Schulpraktikum bei den Hamburg Towers in der elften Klasse

„Zwei lustige Sachen fallen mir spontan ein. Ich nenne natürlich keine Namen“, stellt die stets loyale Teammanagerin klar. „Mich hat mal ein Spieler spätabends um 22.30 Uhr angerufen und gefragt, welche Glühbirne er nehmen muss, um seine kaputte zu ersetzen“, sagt Oesting: „Und in dieser Saison habe ich einmal beim Mittagessen einen Facetime-Anruf bekommen mit der Frage, wie viel Reiniger in den verstopften Abfluss kommt. Ich bin aus allen Wolken gefallen, fand es aber auch lustig“, sagt Oesting.

Und dieser tägliche Spaß bei den Towers ist ein Grund, warum sie überhaupt vor zweieinhalb Jahren beim Basketballclub angefangen hat.

In der elften Klasse hatte Carina Oesting bei den Towers ihr Schulpraktikum absolviert. Da die Lust auf Lernen zunehmend nachließ, entschied sich die Wilhelmsburgerin, das Gymnasium nach der zwölften Klasse abzubrechen. Über einen Kumpel, der damals an der Arena Eintrittskarten verkauft hatte, wurde sie erneut bei den Towers vorstellig. „Ich habe ein einjähriges Praktikum gemacht, um meine Fachhochschulreife zu bekommen“, sagt Oesting.

Oesting war auf dem Weg, Polizistin zu werden

In dieser Zeit hatte sie sich parallel bei der Hamburger Polizei beworben. „Polizistin zu werden, das war immer mein Traumjob. Den ersten Einstellungstest hatte ich leider wegen eines Fehlerpunktes zu viel versemmelt“, sagt die Tochter einer deutschen Mutter und eines niederländischen Vaters.

Anschließend verlängerte sie ihr Praktikum bei den Towers, um sich erneut in Ruhe auf die Prüfung vorbereiten zu können. „Beim zweiten Mal hatte ich bestanden, aber Geschäftsführer Marvin Willoughby hat mich gefragt, ob ich nicht Teammanagerin werden möchte. Ich dachte mir: Warum nicht? Ich bin im Herzen Wilhelmsburgerin und habe durch die Towers die Liebe zum Basketball entdeckt“, sagt Oesting, die mittlerweile selbst für die Ersten Damen in der Stadtliga spielt.

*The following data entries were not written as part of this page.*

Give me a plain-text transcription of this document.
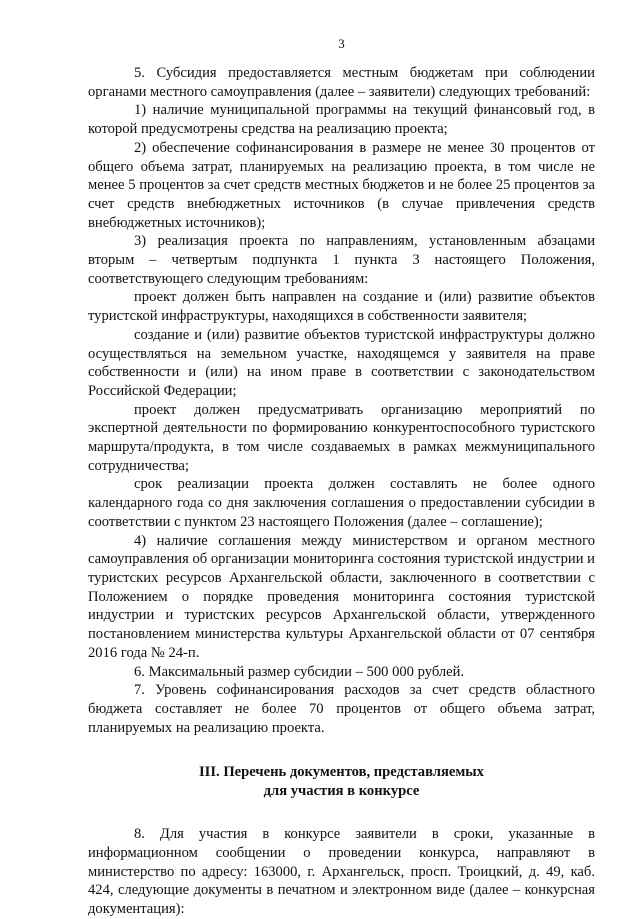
3

5. Субсидия предоставляется местным бюджетам при соблюдении органами местного самоуправления (далее – заявители) следующих требований:

1) наличие муниципальной программы на текущий финансовый год, в которой предусмотрены средства на реализацию проекта;

2) обеспечение софинансирования в размере не менее 30 процентов от общего объема затрат, планируемых на реализацию проекта, в том числе не менее 5 процентов за счет средств местных бюджетов и не более 25 процентов за счет средств внебюджетных источников (в случае привлечения средств внебюджетных источников);

3) реализация проекта по направлениям, установленным абзацами вторым – четвертым подпункта 1 пункта 3 настоящего Положения, соответствующего следующим требованиям:

проект должен быть направлен на создание и (или) развитие объектов туристской инфраструктуры, находящихся в собственности заявителя;

создание и (или) развитие объектов туристской инфраструктуры должно осуществляться на земельном участке, находящемся у заявителя на праве собственности и (или) на ином праве в соответствии с законодательством Российской Федерации;

проект должен предусматривать организацию мероприятий по экспертной деятельности по формированию конкурентоспособного туристского маршрута/продукта, в том числе создаваемых в рамках межмуниципального сотрудничества;

срок реализации проекта должен составлять не более одного календарного года со дня заключения соглашения о предоставлении субсидии в соответствии с пунктом 23 настоящего Положения (далее – соглашение);

4) наличие соглашения между министерством и органом местного самоуправления об организации мониторинга состояния туристской индустрии и туристских ресурсов Архангельской области, заключенного в соответствии с Положением о порядке проведения мониторинга состояния туристской индустрии и туристских ресурсов Архангельской области, утвержденного постановлением министерства культуры Архангельской области от 07 сентября 2016 года № 24-п.

6. Максимальный размер субсидии – 500 000 рублей.

7. Уровень софинансирования расходов за счет средств областного бюджета составляет не более 70 процентов от общего объема затрат, планируемых на реализацию проекта.

III. Перечень документов, представляемых
для участия в конкурсе

8. Для участия в конкурсе заявители в сроки, указанные в информационном сообщении о проведении конкурса, направляют в министерство по адресу: 163000, г. Архангельск, просп. Троицкий, д. 49, каб. 424, следующие документы в печатном и электронном виде (далее – конкурсная документация):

Oesting will vorerst bei den Hamburg Towers bleiben

Eine Entscheidung, die sie bis heute nicht bereut hat. Sie hat den Wandel vom kleinen Zweitligaclub bis „zum absoluten Highlight“ Bundesliga-Aufstieg miterlebt. Wann immer sie schlechte Laune hat, schaut sie sich das Video der Zweitligameisterschaft an. „Für mich ist das immer noch unwirklich, dass wir in der Bundesliga sind“, sagt Oesting.

Bis zum Ende ihres Studiums in zweieinhalb Jahren will sie beim Bundesliga-Aufsteiger bleiben. Was dann kommt? Gute Frage, nächste Frage. „Ich hatte nie einen Plan vom Leben und bin ein sprunghafter Mensch“, gesteht Oesting mit jugendlicher Unbekümmertheit ein.

„Mich wundert selbst, wie lange ich schon bei den Towers bin. Aber ich lebe von Tag zu Tag und bin damit bisher gut gefahren“, sagt Oesting, die sich vorstellen kann, irgendwann einmal als Spielerberaterin zu arbeiten. Aber all das ist Zukunftsmusik. Die Gegenwart heißt: Umkleidekabine herrichten, Songs von Will Smith singen – und am Ende den Klassenerhalt mit den Hamburg Towers feiern.